Mr. Smarty Plants is very happy that you are thinking about the potential effects of your choice of mulch material on insect residents of your garden.  Butterflies are beautiful and many other insects serve as pollinators in your garden.  However,  I am a little dubious that the larva you found in your mulch is a butterfly caterpillar.   Butterflies lay their eggs on the host plants that their caterpillars will eat.  The caterpillars are pretty much "eating machines" and munch away, growing until they have reached the size to pupate and form their chrysalis.  They don't really spend time in mulch unless they accidentally fall to the ground or have eaten up their host plant and are searching for another.  I suspect what you found in your mulch is the larva for a species of beetle.  Many beetle larvae overwinter in the soil.  Here are a few common species of mostly orange butterflies that you would find in Bexar County from the check list on the Butterflies and Moths of America webpage.  You can see their larvae on each species page:

Danaus plexipus (Monarch)

Danaus gilippus (Queen)

Agraulis vanillae (Gulf fritillary)

Dryas julia (Julia Heliconian)

Now, for the matter of using recycled tire mulch, there are several reasons NOT to use it for mulch in your garden.

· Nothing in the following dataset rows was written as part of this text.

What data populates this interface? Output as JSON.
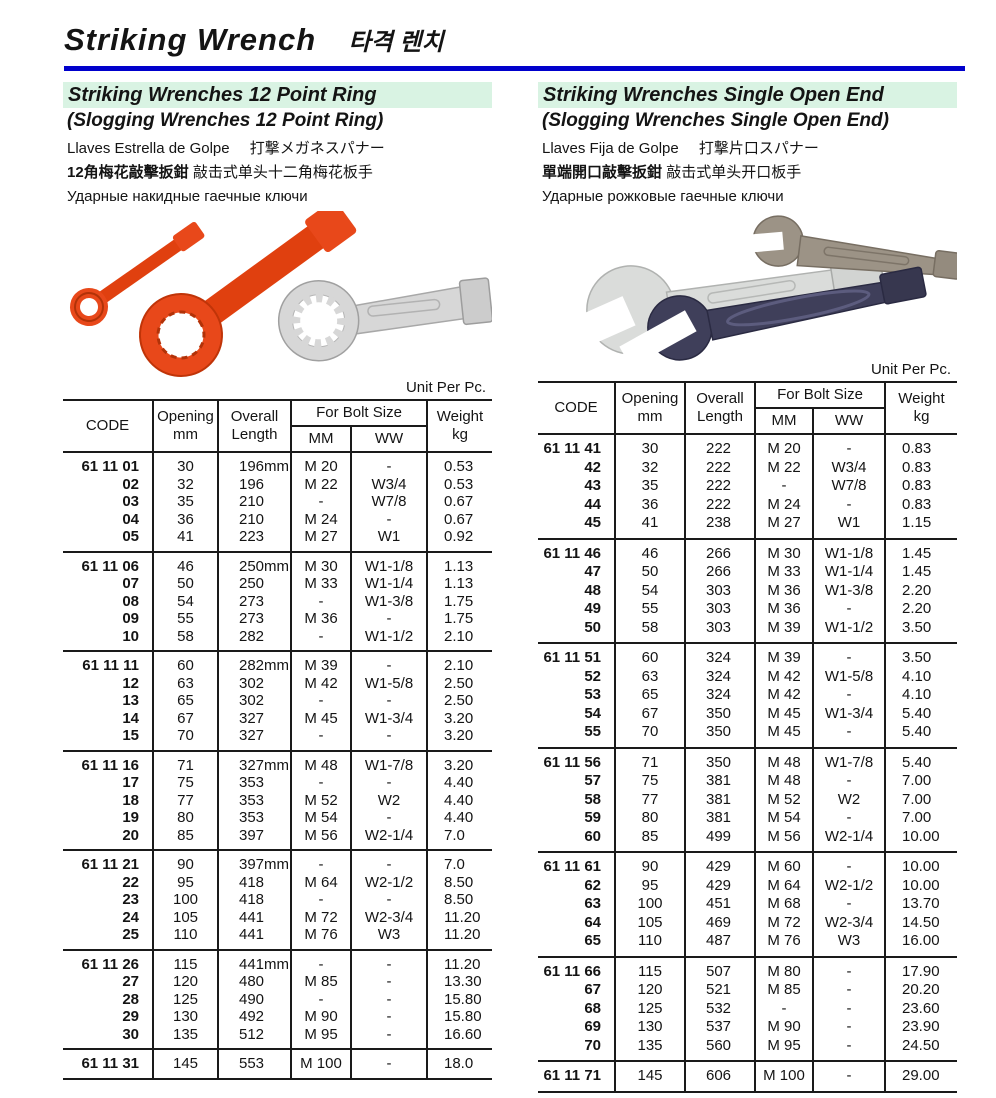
{
  "page": {
    "title_en": "Striking Wrench",
    "title_ko": "타격 렌치",
    "colors": {
      "accent_rule": "#0000cc",
      "heading_highlight": "#d9f3e3"
    }
  },
  "unit_label": "Unit Per Pc.",
  "table_headers": {
    "code": "CODE",
    "opening": "Opening\nmm",
    "length": "Overall\nLength",
    "bolt": "For Bolt Size",
    "mm": "MM",
    "ww": "WW",
    "weight": "Weight\nkg"
  },
  "sections": [
    {
      "heading": "Striking Wrenches 12 Point Ring",
      "subheading": "(Slogging Wrenches 12 Point Ring)",
      "name_es": "Llaves Estrella de Golpe",
      "name_ja": "打撃メガネスパナー",
      "name_zh_hant": "12角梅花敲擊扳鉗",
      "name_zh_hans": "敲击式单头十二角梅花板手",
      "name_ru": "Ударные накидные гаечные ключи",
      "table": {
        "groups": [
          [
            [
              "61 11 01",
              "30",
              "196mm",
              "M 20",
              "-",
              "0.53"
            ],
            [
              "02",
              "32",
              "196",
              "M 22",
              "W3/4",
              "0.53"
            ],
            [
              "03",
              "35",
              "210",
              "-",
              "W7/8",
              "0.67"
            ],
            [
              "04",
              "36",
              "210",
              "M 24",
              "-",
              "0.67"
            ],
            [
              "05",
              "41",
              "223",
              "M 27",
              "W1",
              "0.92"
            ]
          ],
          [
            [
              "61 11 06",
              "46",
              "250mm",
              "M 30",
              "W1-1/8",
              "1.13"
            ],
            [
              "07",
              "50",
              "250",
              "M 33",
              "W1-1/4",
              "1.13"
            ],
            [
              "08",
              "54",
              "273",
              "-",
              "W1-3/8",
              "1.75"
            ],
            [
              "09",
              "55",
              "273",
              "M 36",
              "-",
              "1.75"
            ],
            [
              "10",
              "58",
              "282",
              "-",
              "W1-1/2",
              "2.10"
            ]
          ],
          [
            [
              "61 11 11",
              "60",
              "282mm",
              "M 39",
              "-",
              "2.10"
            ],
            [
              "12",
              "63",
              "302",
              "M 42",
              "W1-5/8",
              "2.50"
            ],
            [
              "13",
              "65",
              "302",
              "-",
              "-",
              "2.50"
            ],
            [
              "14",
              "67",
              "327",
              "M 45",
              "W1-3/4",
              "3.20"
            ],
            [
              "15",
              "70",
              "327",
              "-",
              "-",
              "3.20"
            ]
          ],
          [
            [
              "61 11 16",
              "71",
              "327mm",
              "M 48",
              "W1-7/8",
              "3.20"
            ],
            [
              "17",
              "75",
              "353",
              "-",
              "-",
              "4.40"
            ],
            [
              "18",
              "77",
              "353",
              "M 52",
              "W2",
              "4.40"
            ],
            [
              "19",
              "80",
              "353",
              "M 54",
              "-",
              "4.40"
            ],
            [
              "20",
              "85",
              "397",
              "M 56",
              "W2-1/4",
              "7.0"
            ]
          ],
          [
            [
              "61 11 21",
              "90",
              "397mm",
              "-",
              "-",
              "7.0"
            ],
            [
              "22",
              "95",
              "418",
              "M 64",
              "W2-1/2",
              "8.50"
            ],
            [
              "23",
              "100",
              "418",
              "-",
              "-",
              "8.50"
            ],
            [
              "24",
              "105",
              "441",
              "M 72",
              "W2-3/4",
              "11.20"
            ],
            [
              "25",
              "110",
              "441",
              "M 76",
              "W3",
              "11.20"
            ]
          ],
          [
            [
              "61 11 26",
              "115",
              "441mm",
              "-",
              "-",
              "11.20"
            ],
            [
              "27",
              "120",
              "480",
              "M 85",
              "-",
              "13.30"
            ],
            [
              "28",
              "125",
              "490",
              "-",
              "-",
              "15.80"
            ],
            [
              "29",
              "130",
              "492",
              "M 90",
              "-",
              "15.80"
            ],
            [
              "30",
              "135",
              "512",
              "M 95",
              "-",
              "16.60"
            ]
          ],
          [
            [
              "61 11 31",
              "145",
              "553",
              "M 100",
              "-",
              "18.0"
            ]
          ]
        ]
      }
    },
    {
      "heading": "Striking Wrenches Single Open End",
      "subheading": "(Slogging Wrenches Single Open End)",
      "name_es": "Llaves Fija de Golpe",
      "name_ja": "打撃片口スパナー",
      "name_zh_hant": "單端開口敲擊扳鉗",
      "name_zh_hans": "敲击式单头开口板手",
      "name_ru": "Ударные рожковые гаечные ключи",
      "table": {
        "groups": [
          [
            [
              "61 11 41",
              "30",
              "222",
              "M 20",
              "-",
              "0.83"
            ],
            [
              "42",
              "32",
              "222",
              "M 22",
              "W3/4",
              "0.83"
            ],
            [
              "43",
              "35",
              "222",
              "-",
              "W7/8",
              "0.83"
            ],
            [
              "44",
              "36",
              "222",
              "M 24",
              "-",
              "0.83"
            ],
            [
              "45",
              "41",
              "238",
              "M 27",
              "W1",
              "1.15"
            ]
          ],
          [
            [
              "61 11 46",
              "46",
              "266",
              "M 30",
              "W1-1/8",
              "1.45"
            ],
            [
              "47",
              "50",
              "266",
              "M 33",
              "W1-1/4",
              "1.45"
            ],
            [
              "48",
              "54",
              "303",
              "M 36",
              "W1-3/8",
              "2.20"
            ],
            [
              "49",
              "55",
              "303",
              "M 36",
              "-",
              "2.20"
            ],
            [
              "50",
              "58",
              "303",
              "M 39",
              "W1-1/2",
              "3.50"
            ]
          ],
          [
            [
              "61 11 51",
              "60",
              "324",
              "M 39",
              "-",
              "3.50"
            ],
            [
              "52",
              "63",
              "324",
              "M 42",
              "W1-5/8",
              "4.10"
            ],
            [
              "53",
              "65",
              "324",
              "M 42",
              "-",
              "4.10"
            ],
            [
              "54",
              "67",
              "350",
              "M 45",
              "W1-3/4",
              "5.40"
            ],
            [
              "55",
              "70",
              "350",
              "M 45",
              "-",
              "5.40"
            ]
          ],
          [
            [
              "61 11 56",
              "71",
              "350",
              "M 48",
              "W1-7/8",
              "5.40"
            ],
            [
              "57",
              "75",
              "381",
              "M 48",
              "-",
              "7.00"
            ],
            [
              "58",
              "77",
              "381",
              "M 52",
              "W2",
              "7.00"
            ],
            [
              "59",
              "80",
              "381",
              "M 54",
              "-",
              "7.00"
            ],
            [
              "60",
              "85",
              "499",
              "M 56",
              "W2-1/4",
              "10.00"
            ]
          ],
          [
            [
              "61 11 61",
              "90",
              "429",
              "M 60",
              "-",
              "10.00"
            ],
            [
              "62",
              "95",
              "429",
              "M 64",
              "W2-1/2",
              "10.00"
            ],
            [
              "63",
              "100",
              "451",
              "M 68",
              "-",
              "13.70"
            ],
            [
              "64",
              "105",
              "469",
              "M 72",
              "W2-3/4",
              "14.50"
            ],
            [
              "65",
              "110",
              "487",
              "M 76",
              "W3",
              "16.00"
            ]
          ],
          [
            [
              "61 11 66",
              "115",
              "507",
              "M 80",
              "-",
              "17.90"
            ],
            [
              "67",
              "120",
              "521",
              "M 85",
              "-",
              "20.20"
            ],
            [
              "68",
              "125",
              "532",
              "-",
              "-",
              "23.60"
            ],
            [
              "69",
              "130",
              "537",
              "M 90",
              "-",
              "23.90"
            ],
            [
              "70",
              "135",
              "560",
              "M 95",
              "-",
              "24.50"
            ]
          ],
          [
            [
              "61 11 71",
              "145",
              "606",
              "M 100",
              "-",
              "29.00"
            ]
          ]
        ]
      }
    }
  ]
}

  • From Environment and Human Health, Inc., the tire crumbs have been found to contain "volatile organic hydrocarbons (VOCs) with carcinogenic potential" that have been documented in human health effects "ranging from severe skin, eye and respiratory irritation to three forms of cancer".  These are released in gaseous form and also as leachates that can enter the ground water.
  • The tire crumbs are black and absorb heat from the sun.   You live in San Antonio where there is no lack of sun and heat in the summer.  Why put a mulch over the roots of your plants that will increase the heat of the soil surrounding them?
  • Whereas recycled tire mulch releases VOCs, organic mulches (e.g., bark, wood shavings, compost, etc.) eventually decompose and release compounds that provide nutrients to your plants, earthworms and beneficial soil organisms.

Aggie Horticulture has a very good article, Mulches for Enhanced, Low-cost, Low-maintenance Landscapes, that you might find helpful and you can also read an another excellent article, Mulches, from University of Missouri Extension.  You might also want to read RUBBER MULCH–Beware from Nature's Way Resources.